3.2. Tableaux 7 et 8 (voir à la fin de l’article)

– L’Europe, entre les longitudes -10 à 40 (Est de l’Ukraine) et au nord du 35ème parallèle, a vu sa part diminuer de 15,5 à 10,8% entre les années 1951-1980 et 2018. Le pourcentage de stations a cependant parfois augmenté comme au Portugal, en Espagne, en Norvège, en Suède et en Finlande, mais le pourcentage final a diminué à l’échelle européenne suite aux diminutions de stations dans de nombreux pays ;

– Les États-Unis ont fort augmenté leur pourcentage de stations par rapport à la version 3 et entre 1951-1980 et 2018, passant de 45,4 à 54,0% à l’échelle mondiale, ou de  43,7 à 51,7%  si l’on ne tient pas compte de Hawaï et de l’Alaska. L’Est du pays, plus froid, a perdu du poids, surtout au niveau des États de la Nouvelle-Angleterre et de ceux entourant les Grands-Lacs. L’Ouest du pays, plus chaud, a augmenté son poids.

– Le Canada, plus froid, a vu son pourcentage baisser de 4,4 à 3,3% durant ces mêmes années.

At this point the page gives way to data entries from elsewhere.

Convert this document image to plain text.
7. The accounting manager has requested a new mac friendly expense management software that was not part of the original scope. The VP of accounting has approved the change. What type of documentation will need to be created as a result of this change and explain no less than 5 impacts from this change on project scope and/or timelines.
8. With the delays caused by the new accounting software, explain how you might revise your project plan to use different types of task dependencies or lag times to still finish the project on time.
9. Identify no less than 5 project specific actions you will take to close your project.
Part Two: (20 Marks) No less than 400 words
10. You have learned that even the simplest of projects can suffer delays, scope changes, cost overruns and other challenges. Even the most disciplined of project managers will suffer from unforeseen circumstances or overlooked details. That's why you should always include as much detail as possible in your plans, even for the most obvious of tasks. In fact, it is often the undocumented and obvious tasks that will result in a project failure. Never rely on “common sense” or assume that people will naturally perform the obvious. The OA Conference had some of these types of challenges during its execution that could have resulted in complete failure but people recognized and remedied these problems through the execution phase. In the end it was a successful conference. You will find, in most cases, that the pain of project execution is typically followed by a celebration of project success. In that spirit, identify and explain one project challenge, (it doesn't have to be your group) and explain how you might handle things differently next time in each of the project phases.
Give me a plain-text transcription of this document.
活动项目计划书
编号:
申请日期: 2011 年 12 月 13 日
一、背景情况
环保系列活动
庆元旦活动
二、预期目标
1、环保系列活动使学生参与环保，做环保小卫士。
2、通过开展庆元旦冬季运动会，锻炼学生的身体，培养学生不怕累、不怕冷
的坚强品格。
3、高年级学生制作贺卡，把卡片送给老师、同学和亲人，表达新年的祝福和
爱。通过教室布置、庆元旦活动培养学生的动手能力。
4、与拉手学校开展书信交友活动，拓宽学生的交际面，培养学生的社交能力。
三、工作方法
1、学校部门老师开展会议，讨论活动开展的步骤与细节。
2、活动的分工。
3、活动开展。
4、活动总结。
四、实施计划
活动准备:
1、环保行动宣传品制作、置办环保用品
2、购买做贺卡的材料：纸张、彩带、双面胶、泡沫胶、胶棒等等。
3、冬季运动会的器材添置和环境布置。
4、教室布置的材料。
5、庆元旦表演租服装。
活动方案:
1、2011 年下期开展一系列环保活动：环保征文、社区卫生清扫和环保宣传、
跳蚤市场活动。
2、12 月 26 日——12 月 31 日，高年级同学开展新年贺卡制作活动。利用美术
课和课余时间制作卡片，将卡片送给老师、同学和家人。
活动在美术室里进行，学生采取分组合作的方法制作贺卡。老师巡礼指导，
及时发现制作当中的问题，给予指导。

– Au total, ces trois zones contiennent aujourd’hui 68% des stations mondiales, pour une surface de moins de 7% du globe.

3.3. Test du Khi-2

     J’ai à nouveau divisé la Terre en superficies de 10 degrés de longitude et en 20 superficies égales en latitude. J’ai ensuite exécuté le test du khi-2 à l’aide de la moyenne du nombre de stations pour chaque superficie pour 1951-1980 et pour l’année 2018 seulement. Encore une fois, la valeur du test est en pratique 0 dans les 2 directions, ce qui indique que les échantillons ne sont pas du tout les mêmes.

4/ Conclusion

Comme on a pu le voir, l’ouverture, la fermeture et le déplacement de stations ont été considérables dans la période 1951-2018. Bien que les trois variables que j’ai utilisées sont importantes pour la température de chaque station, il reste bon nombre d’autres paramètres à tenir compte, dont ceux que j’ai mentionnés plus haut. Il serait donc intéressant de s’y attarder, peut-être via d’autres études statistiques, afin de mieux quantifier les changements que cela implique en terme de température mondiale, mon étude étant plus qualitative et grossière. 

 

Références

https://data.giss.nasa.gov/gistemp/stdata/

https://data.giss.nasa.gov/gistemp/station_data_v4/

https://stats.oecd.org/Index.aspx?DataSetCode=BUILT_UP

http://www.fao.org/faostat/en/#data

TABLEAUX 1 à 9, également ici

2 réflexions au sujet de « CARTE BLANCHE : La position des stations météorologiques pose problème (2/2) »

  1. Mon hypothèse nulle est simplement que la répartition géographique globale des stations sur la Terre demeure inchangée en moyenne entre, d’une part, les années de référence 1951-1980 (dont la moyenne sert de 0 pour mesure la température moyenne de la surface de la Terre), et pour l’année 2018 -dernière complète au moment de la publication de ce texte. De ce point de vue, c’est un échec, comme vous pouvez le voir dans le tableau 9. Avec beaucoup plus de travail, il m’aurait été possible de diviser la surface de la Terre plus finement, mais probablement pas avec un résultat bien différent.
    Quant au tableau de contingence, je ne l’ai fait que pour 2 zones, les États-Unis (48 lower states comme on dit) et l’Europe, avec une surface assez large à chaque fois. En dehors de cela je ne traite qu’une variable à la fois, pour démontrer l’absence de continuité dans le temps dans l’emplacement de la prise des mesures. La concentration des stations est aussi extrêmement variable sur la Terre, autant dans le temps que dans l’espace.
    Mon travail est, je le répète, plus qualitatif que quantitatif. Il y a d’autres variables qui entrent en ligne de compte, mais elles sont hors des limites de ce texte. Par exemple, lorsqu’il manque des mois de données, c’est plus souvent en hiver qu’un été, augmentant la température. On pourra ajouter que plusieurs des autres variables qui étaient disponibles dans la version 3 ont disparu dans la version 4, ne permettant plus de faire de comparaisons.
    L’idée de base était de faire un texte relativement simple qui permettrait à un bon nombre de gens de comprendre qu’il y a déplacement dans le temps de la position globale et du nombre des stations, et que ce déplacement ait de bonnes chances de fausser la valeur calculée. Il me faudrait cependant d’autres outils qu’Excel pour évaluer la variation qui en découle, même en voulant me concentrer sur une portion de la Terre plus limitée.